Wednesday's ruling dealt strictly with criminal charges against the former coach.
Cook County Circuit Court Judge Jeffrey Warnick said he had reviewed testimony from 15 witnesses and read attorney briefs before handing down his decision. He said his ruling was based in “a question of law, not fact.”
He found Divincenzo not guilty of failure to report abuse because state law does not require him to report himself for wrongdoing, Warnick said. Child abuse laws do not apply to acts committed by students upon other students, he said.
Illinois Department of Children and Family Services officials disagreed with the judge's interpretation, saying state law requires school employees to report suspected incidents of child abuse to the agency “regardless of the perpetrator,” spokeswoman Karen Hawkins said.
The differing interpretations highlight the challenges faced by school officials tasked with adopting policies designed to prevent hazing and bullying among students.
Most school districts, including District 207, have policies on the books created to prevent hazing and bullying among students, Katz said. Those policies typically aim to ensure students have avenues to report hazing and that administrators take those reports seriously.
The legislation Quinn signed into law last year — in part because of the Maine West allegations — seeks to clarify the responsibilities for reporting hazing-related crimes. The law considers it a Class B misdemeanor when a school official fails to report hazing to educational authorities if it causes “bodily harm to any person.”
At Divincenzo's trial, players testified about the abuse they said they endured from older peers.
But the judge also noted that no one testified that the coach knew what was happening.

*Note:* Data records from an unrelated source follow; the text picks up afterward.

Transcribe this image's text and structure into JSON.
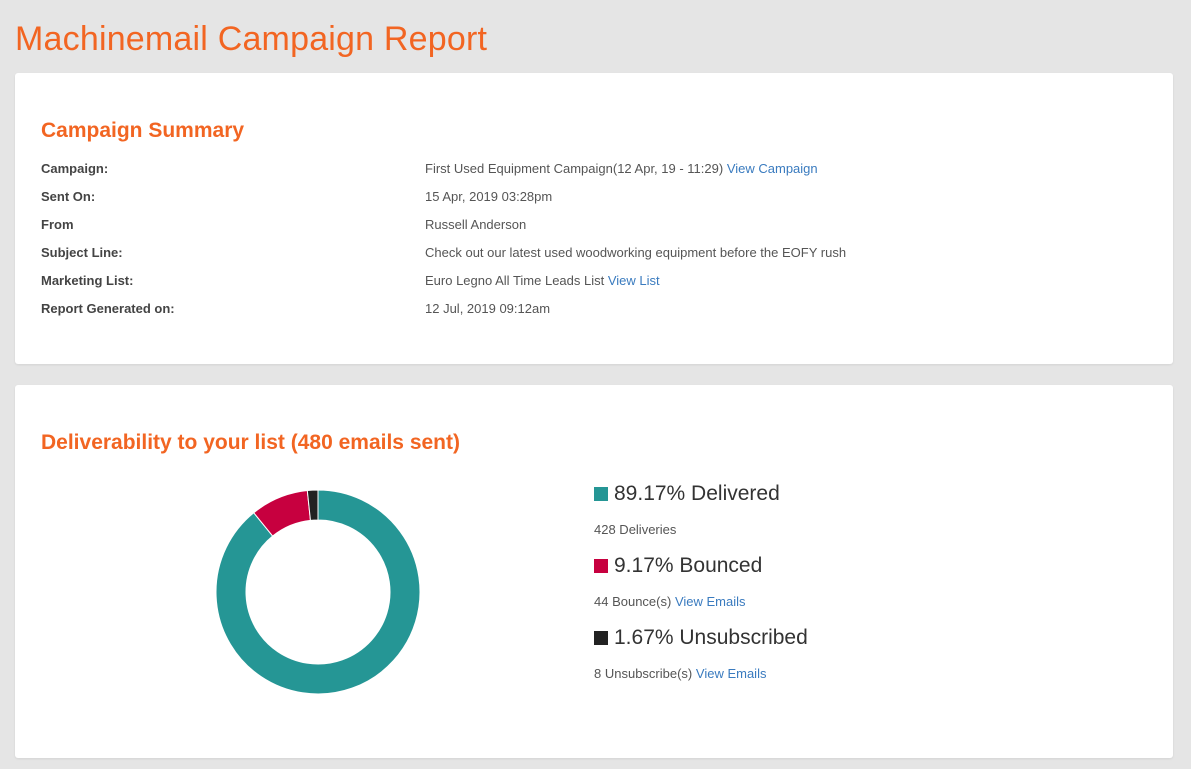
{
  "page": {
    "title": "Machinemail Campaign Report"
  },
  "summary": {
    "title": "Campaign Summary",
    "rows": [
      {
        "label": "Campaign:",
        "value": "First Used Equipment Campaign(12 Apr, 19 - 11:29)",
        "link": "View Campaign"
      },
      {
        "label": "Sent On:",
        "value": "15 Apr, 2019 03:28pm"
      },
      {
        "label": "From",
        "value": "Russell Anderson"
      },
      {
        "label": "Subject Line:",
        "value": "Check out our latest used woodworking equipment before the EOFY rush"
      },
      {
        "label": "Marketing List:",
        "value": "Euro Legno All Time Leads List",
        "link": "View List"
      },
      {
        "label": "Report Generated on:",
        "value": "12 Jul, 2019 09:12am"
      }
    ]
  },
  "deliverability": {
    "title": "Deliverability to your list (480 emails sent)",
    "legend": [
      {
        "label": "89.17% Delivered",
        "sub": "428 Deliveries",
        "link": "",
        "color": "#259695"
      },
      {
        "label": "9.17% Bounced",
        "sub": "44 Bounce(s)",
        "link": "View Emails",
        "color": "#c7003f"
      },
      {
        "label": "1.67% Unsubscribed",
        "sub": "8 Unsubscribe(s)",
        "link": "View Emails",
        "color": "#222222"
      }
    ]
  },
  "chart_data": {
    "type": "pie",
    "categories": [
      "Delivered",
      "Bounced",
      "Unsubscribed"
    ],
    "values": [
      89.17,
      9.17,
      1.67
    ],
    "colors": [
      "#259695",
      "#c7003f",
      "#222222"
    ],
    "title": "",
    "donut": true
  }
}
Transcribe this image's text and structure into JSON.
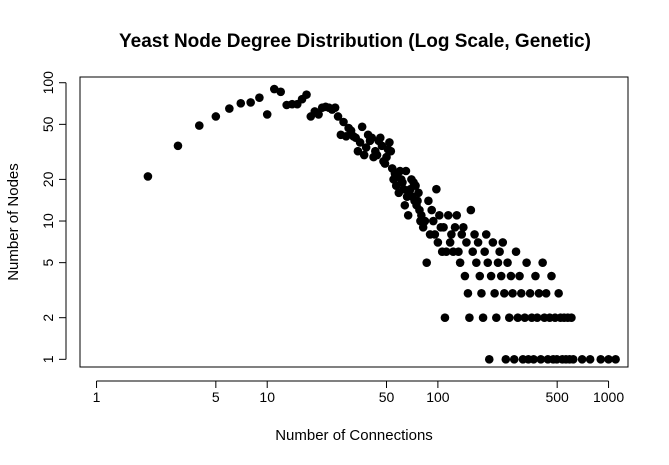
{
  "chart_data": {
    "type": "scatter",
    "title": "Yeast Node Degree Distribution (Log Scale, Genetic)",
    "xlabel": "Number of Connections",
    "ylabel": "Number of Nodes",
    "x_scale": "log",
    "y_scale": "log",
    "xlim": [
      0.8,
      1300
    ],
    "ylim": [
      0.88,
      110
    ],
    "x_ticks": [
      1,
      5,
      10,
      50,
      100,
      500,
      1000
    ],
    "y_ticks": [
      1,
      2,
      5,
      10,
      20,
      50,
      100
    ],
    "x_tick_labels": [
      "1",
      "5",
      "10",
      "50",
      "100",
      "500",
      "1000"
    ],
    "y_tick_labels": [
      "1",
      "2",
      "5",
      "10",
      "20",
      "50",
      "100"
    ],
    "grid": false,
    "legend": "none",
    "marker_color": "#000000",
    "points": [
      [
        2,
        21
      ],
      [
        3,
        35
      ],
      [
        4,
        49
      ],
      [
        5,
        57
      ],
      [
        6,
        65
      ],
      [
        7,
        71
      ],
      [
        8,
        72
      ],
      [
        9,
        78
      ],
      [
        10,
        59
      ],
      [
        11,
        90
      ],
      [
        12,
        86
      ],
      [
        13,
        69
      ],
      [
        14,
        70
      ],
      [
        15,
        70
      ],
      [
        16,
        76
      ],
      [
        17,
        82
      ],
      [
        18,
        57
      ],
      [
        19,
        62
      ],
      [
        20,
        59
      ],
      [
        21,
        66
      ],
      [
        22,
        67
      ],
      [
        23,
        66
      ],
      [
        24,
        64
      ],
      [
        25,
        66
      ],
      [
        26,
        57
      ],
      [
        27,
        42
      ],
      [
        28,
        52
      ],
      [
        29,
        41
      ],
      [
        30,
        47
      ],
      [
        31,
        45
      ],
      [
        32,
        41
      ],
      [
        33,
        40
      ],
      [
        34,
        32
      ],
      [
        35,
        37
      ],
      [
        36,
        48
      ],
      [
        37,
        30
      ],
      [
        38,
        34
      ],
      [
        39,
        42
      ],
      [
        40,
        38
      ],
      [
        41,
        40
      ],
      [
        42,
        29
      ],
      [
        43,
        32
      ],
      [
        44,
        30
      ],
      [
        45,
        38
      ],
      [
        46,
        40
      ],
      [
        47,
        35
      ],
      [
        48,
        27
      ],
      [
        49,
        26
      ],
      [
        50,
        29
      ],
      [
        51,
        33
      ],
      [
        52,
        37
      ],
      [
        53,
        32
      ],
      [
        54,
        24
      ],
      [
        55,
        20
      ],
      [
        56,
        22
      ],
      [
        57,
        18
      ],
      [
        58,
        21
      ],
      [
        59,
        16
      ],
      [
        60,
        23
      ],
      [
        61,
        20
      ],
      [
        62,
        19
      ],
      [
        63,
        17
      ],
      [
        64,
        13
      ],
      [
        65,
        23
      ],
      [
        66,
        15
      ],
      [
        67,
        11
      ],
      [
        68,
        16
      ],
      [
        69,
        17
      ],
      [
        70,
        20
      ],
      [
        71,
        15
      ],
      [
        72,
        19
      ],
      [
        73,
        14
      ],
      [
        74,
        18
      ],
      [
        75,
        13
      ],
      [
        76,
        14
      ],
      [
        77,
        16
      ],
      [
        78,
        12
      ],
      [
        79,
        10
      ],
      [
        80,
        11
      ],
      [
        82,
        9
      ],
      [
        84,
        10
      ],
      [
        86,
        5
      ],
      [
        88,
        14
      ],
      [
        90,
        8
      ],
      [
        92,
        12
      ],
      [
        94,
        10
      ],
      [
        96,
        8
      ],
      [
        98,
        17
      ],
      [
        100,
        7
      ],
      [
        102,
        11
      ],
      [
        104,
        9
      ],
      [
        106,
        6
      ],
      [
        108,
        9
      ],
      [
        110,
        2
      ],
      [
        112,
        6
      ],
      [
        115,
        11
      ],
      [
        118,
        7
      ],
      [
        120,
        8
      ],
      [
        123,
        6
      ],
      [
        126,
        9
      ],
      [
        129,
        11
      ],
      [
        132,
        6
      ],
      [
        135,
        5
      ],
      [
        138,
        8
      ],
      [
        141,
        9
      ],
      [
        144,
        4
      ],
      [
        147,
        7
      ],
      [
        150,
        3
      ],
      [
        153,
        2
      ],
      [
        156,
        12
      ],
      [
        160,
        6
      ],
      [
        164,
        8
      ],
      [
        168,
        5
      ],
      [
        172,
        7
      ],
      [
        176,
        4
      ],
      [
        180,
        3
      ],
      [
        184,
        2
      ],
      [
        188,
        6
      ],
      [
        192,
        8
      ],
      [
        196,
        5
      ],
      [
        200,
        1
      ],
      [
        205,
        4
      ],
      [
        210,
        7
      ],
      [
        215,
        3
      ],
      [
        220,
        2
      ],
      [
        225,
        5
      ],
      [
        230,
        6
      ],
      [
        235,
        4
      ],
      [
        240,
        7
      ],
      [
        245,
        3
      ],
      [
        250,
        1
      ],
      [
        256,
        5
      ],
      [
        262,
        2
      ],
      [
        268,
        4
      ],
      [
        274,
        3
      ],
      [
        280,
        1
      ],
      [
        287,
        6
      ],
      [
        294,
        2
      ],
      [
        301,
        4
      ],
      [
        308,
        3
      ],
      [
        315,
        1
      ],
      [
        323,
        2
      ],
      [
        331,
        5
      ],
      [
        339,
        1
      ],
      [
        347,
        3
      ],
      [
        355,
        2
      ],
      [
        364,
        1
      ],
      [
        373,
        4
      ],
      [
        382,
        2
      ],
      [
        391,
        3
      ],
      [
        401,
        1
      ],
      [
        411,
        5
      ],
      [
        421,
        2
      ],
      [
        431,
        3
      ],
      [
        441,
        1
      ],
      [
        452,
        2
      ],
      [
        463,
        4
      ],
      [
        474,
        1
      ],
      [
        486,
        2
      ],
      [
        498,
        1
      ],
      [
        510,
        3
      ],
      [
        523,
        2
      ],
      [
        536,
        1
      ],
      [
        549,
        2
      ],
      [
        563,
        1
      ],
      [
        577,
        2
      ],
      [
        591,
        1
      ],
      [
        606,
        2
      ],
      [
        621,
        1
      ],
      [
        700,
        1
      ],
      [
        780,
        1
      ],
      [
        900,
        1
      ],
      [
        1000,
        1
      ],
      [
        1100,
        1
      ]
    ]
  }
}
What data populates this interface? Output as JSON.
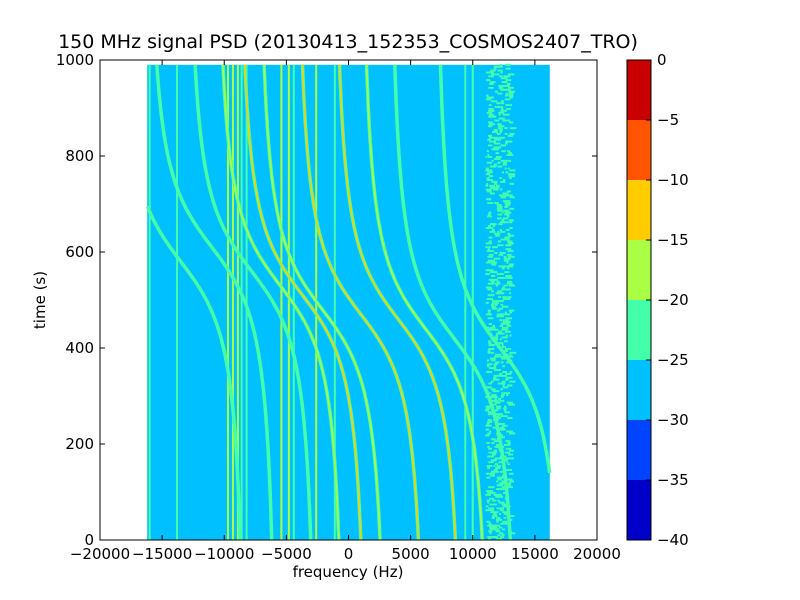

“Make no mistake about this ... this was an ambush,” Warnick said of the alleged hazing. “This was not OK. It was not horseplay. It was wrong.”
In presenting Divincenzo's brief defense, attorney Todd Pugh pointed to text messages sent between Divincenzo and another coach about the alleged hazing in which Divincenzo writes that “it won't happen again.” After that, the defense rested and the judge announced his not-guilty verdict.
For Divincenzo, the repercussions of the case will likely be long-lasting, despite his acquittal. He lost his job as a result of the allegations after agreeing not to fight his dismissal — in part because the district agreed to pay for his legal defense in the civil lawsuit.
After the verdict, he gave an emotional statement sharing his relief and thanking his attorneys. He said he would take a couple of weeks to regroup and figure out what to do next.
“It's been very hard, and I just really appreciate I have such great people behind me,” he said. “... I just try to get through today and talk to my family and friends and think about the future at another point.”
Freelance reporter Brian L. Cox contributed.